Machine learning: Algorithmic fairness

Data imbalance and algorithmic fairness #

The potential for bias in machine learning models is an existential problem. Even the perception of bias has the potential to limit the adoption of this technology and relegate its use to hand-written digit recognition or scouring social media for cat images. In his 2020 NeurIPS address, Charles Isbell wrote:

Successful technological fields have a moment when they become pervasive, important, and noticed. They are deployed into the world and, inevitably, something goes wrong. A badly designed interface leads to an aircraft disaster. A buggy controller delivers a lethal dose of radiation to a cancer patient. The field must then choose to mature and take responsibility for avoiding the harms associated with what it is producing. Machine learning has reached this moment. In this talk, I will argue that the community needs to adopt systematic approaches for creating robust artifacts that contribute to larger systems that impact the real human world. I will share perspectives from multiple researchers in machine learning, theory, computer perception, and education; discuss with them approaches that might help us to develop more robust machine-learning systems; and explore scientifically interesting problems that result from moving beyond narrow machine-learning algorithms to complete machine-learning systems.

Charles is a character; I urge you to watch his talk even if you are not interested in this project. There are many ways to proceed, but below I offer an outline of a project.

  • There is no fixed definition of algorithmic bias. Begin by reading this survey focused on quantitative definitions of fairness.

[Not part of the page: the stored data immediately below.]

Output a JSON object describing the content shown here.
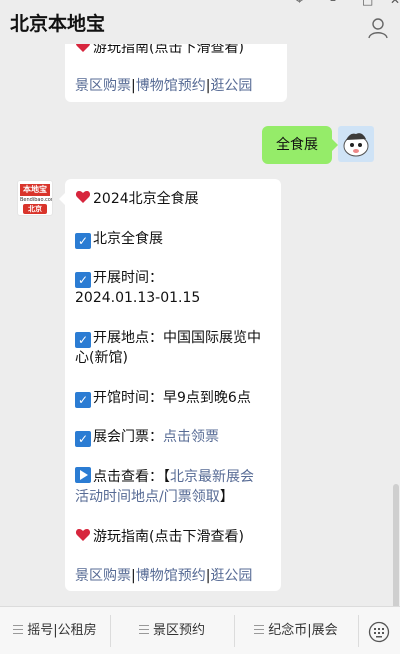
{
  "app": {
    "title": "北京本地宝"
  },
  "top_bubble": {
    "partial_line": "游玩指南(点击下滑查看)",
    "links": [
      "景区购票",
      "博物馆预约",
      "逛公园"
    ],
    "sep": "|"
  },
  "user_message": {
    "text": "全食展"
  },
  "bot_avatar": {
    "brand": "本地宝",
    "site": "Bendibao.com",
    "city": "北京"
  },
  "reply": {
    "heading": "2024北京全食展",
    "name": "北京全食展",
    "time_label": "开展时间：",
    "time_value": "2024.01.13-01.15",
    "place_line1": "开展地点：中国国际展览中",
    "place_line2": "心(新馆)",
    "hours": "开馆时间：早9点到晚6点",
    "ticket_label": "展会门票：",
    "ticket_link": "点击领票",
    "more_label": "点击查看：",
    "more_link_line1_prefix": "【",
    "more_link_line1": "北京最新展会",
    "more_link_line2": "活动时间地点/门票领取",
    "more_link_line2_suffix": "】",
    "guide": "游玩指南(点击下滑查看)",
    "links": [
      "景区购票",
      "博物馆预约",
      "逛公园"
    ],
    "sep": "|"
  },
  "bottom_menu": {
    "items": [
      "摇号|公租房",
      "景区预约",
      "纪念币|展会"
    ]
  },
  "colors": {
    "link": "#576b95",
    "out_bubble": "#95ec69",
    "check": "#2b7cd3",
    "heart": "#d7263d"
  },
  "icons": {
    "heart": "heart-icon",
    "check": "check-box-icon",
    "play": "play-icon",
    "person": "person-icon",
    "keyboard": "keyboard-icon",
    "menu": "menu-icon"
  }
}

  • My favorite method of assessing fairness in two-class classification tasks uses the detection error trade-off curve. As we have seen, in such problems there is a balance between false positive versus false negative error rates that can be encoded in the so-called DET curve. They are easy to implement in Python. Most importantly, one measure of disparate treatment of two populations via a classification algorithm is by a direct comparison of the DET curves as applied to each group.

I have two possible project ideas:

Project A. Find a data set, train a classifier, and construct separate DET curves for each of the populations present in the data. Is your algorithm fair, at least from this perspective? Look at Section 3 of this paper for some common data sets studied from this perspective, or examine this site for another large collection.

Project B. An oft-cited cause for algorithmic bias is data imbalance. A group with fewer members will tend to be more poorly served by a algorithm that relies on a large volume of data for its training. In this project, evaluate the impact of data imbalance on fairness. Train a model on a data set consisting of two groups and artificially vary the balance between the two in the training data. At what point does a difference emerge? As above, you can use DET curves to assess fairness, or choose your own favorite metric.